Since its founding nearly 30 years ago, the U.S. Environmental Protection Agency has yet to grasp a fundamental truth: Sugar attracts more flies than vinegar.
Despite numerous restructurings and internal name changes that were supposed to make the agency more thoughtful and practical when protecting the public’s health, EPA continues to rely on “bureaucratic bean counting” that puts the greatest value on how many stiff fines it can assess and how many threats of possible imprisonment it can publish to achieve its goals, writes a prominent free-market environmentalist.
Jonathan H. Adler, director of Environmental Studies at the Competitive Enterprise Institute in Washington, DC., writes in a recent issue of Regulation magazine that EPA’s emphasis on scoring political points has flourished during the Clinton administration. It’s a strategy that grabs headlines and insures continued funding, and is designed make people believe that increased enforcement activity is synonymous with increased environmental protection.
Any lessening of such activity would be seen by environmentalists as a sign that the federal government is “soft on polluters,” Adler contends in “Bean Counting for A Better Earth.”
“Environmental enforcement is often a meaningless exercise, a form of bureaucratic bean counting, with little demonstrated environmental value,” says Adler, adding that nothing will change at EPA unless its officials accept specific changes to current environmental laws.
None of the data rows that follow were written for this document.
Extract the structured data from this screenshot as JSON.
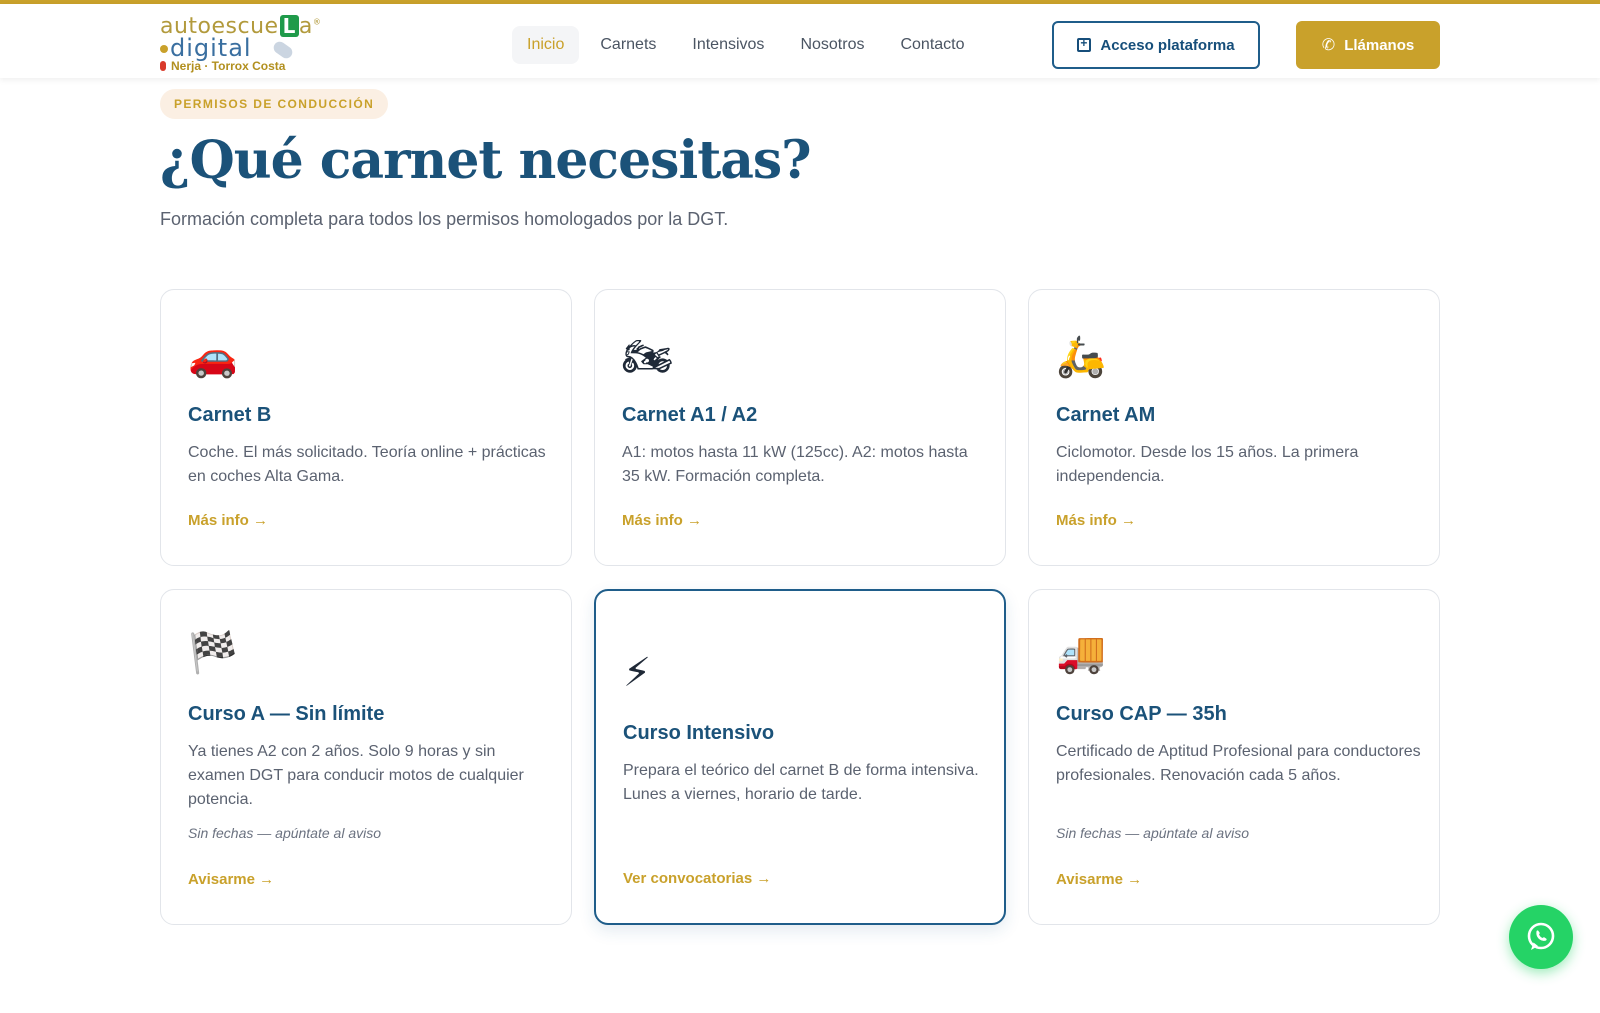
{
  "header": {
    "logo": {
      "line1": "autoescue",
      "line1_badge": "L",
      "line1_end": "a",
      "registered": "®",
      "line2": "digital",
      "location": "Nerja · Torrox Costa"
    },
    "nav": [
      {
        "label": "Inicio",
        "active": true
      },
      {
        "label": "Carnets",
        "active": false
      },
      {
        "label": "Intensivos",
        "active": false
      },
      {
        "label": "Nosotros",
        "active": false
      },
      {
        "label": "Contacto",
        "active": false
      }
    ],
    "access_button": "Acceso plataforma",
    "call_button": "Llámanos"
  },
  "section": {
    "badge": "PERMISOS DE CONDUCCIÓN",
    "title": "¿Qué carnet necesitas?",
    "subtitle": "Formación completa para todos los permisos homologados por la DGT."
  },
  "cards": [
    {
      "icon": "🚗",
      "icon_name": "car-icon",
      "title": "Carnet B",
      "desc": "Coche. El más solicitado. Teoría online + prácticas en coches Alta Gama.",
      "note": "",
      "link": "Más info →"
    },
    {
      "icon": "🏍",
      "icon_name": "motorcycle-icon",
      "title": "Carnet A1 / A2",
      "desc": "A1: motos hasta 11 kW (125cc). A2: motos hasta 35 kW. Formación completa.",
      "note": "",
      "link": "Más info →"
    },
    {
      "icon": "🛵",
      "icon_name": "scooter-icon",
      "title": "Carnet AM",
      "desc": "Ciclomotor. Desde los 15 años. La primera independencia.",
      "note": "",
      "link": "Más info →"
    },
    {
      "icon": "🏁",
      "icon_name": "checkered-flag-icon",
      "title": "Curso A — Sin límite",
      "desc": "Ya tienes A2 con 2 años. Solo 9 horas y sin examen DGT para conducir motos de cualquier potencia.",
      "note": "Sin fechas — apúntate al aviso",
      "link": "Avisarme →"
    },
    {
      "icon": "⚡",
      "icon_name": "lightning-icon",
      "title": "Curso Intensivo",
      "desc": "Prepara el teórico del carnet B de forma intensiva. Lunes a viernes, horario de tarde.",
      "note": "",
      "link": "Ver convocatorias →"
    },
    {
      "icon": "🚚",
      "icon_name": "truck-icon",
      "title": "Curso CAP — 35h",
      "desc": "Certificado de Aptitud Profesional para conductores profesionales. Renovación cada 5 años.",
      "note": "Sin fechas — apúntate al aviso",
      "link": "Avisarme →"
    }
  ],
  "colors": {
    "gold": "#c9a12b",
    "navy": "#1b5279",
    "whatsapp": "#25d366"
  }
}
Such modifications most likely would include making it less risky for companies to voluntarily audit themselves and take any necessary steps to comply with federal regulations. As it stands now, companies that step forward on the basis of a self-audit often find themselves the target of an EPA enforcement action based on the very information that the companies disclosed.
One example of how forthrightness failed to pay off occurred in 1992, when Colorado-based Coor’s Brewing Co. evaluated its operations and discovered that it was violating air pollution standards. Although Coors was seen as acting responsibility by some federal regulators, EPA nonetheless levied a $1 million fine on the company.
If there is a bright side to this bureaucratic foolishness, it is that the Coors case was partly responsible for making Colorado one of the first states to pass an audit law that protects companies that act responsibly in locating and dealing with environmental problems.
But these laws are continuously challenged by federal regulators who argue that company run (and state-reviewed) audits prevent the implementation of “appropriate” penalties and could discourage prosecutions because information gathered by a state is privileged. EPA remains adamant that even those who step up on their own to correct a problem should be fined to “compensate” for any economic benefit that came as a result of the violation.
“Thus, companies are effectively told that coming clean can cost them more than continuing with business as usual,” said Adler.
EPA routinely takes credit for a cleaner environment, but Adler cites evidence that environmental improvements were taking place even before EPA’s formation. Also contributing to this trend were efforts made by companies, eager to maintain a favorable public image; productivity and technology improvements; and an economic base that relies less on heavy manufacturing and more on information and high-tech industries.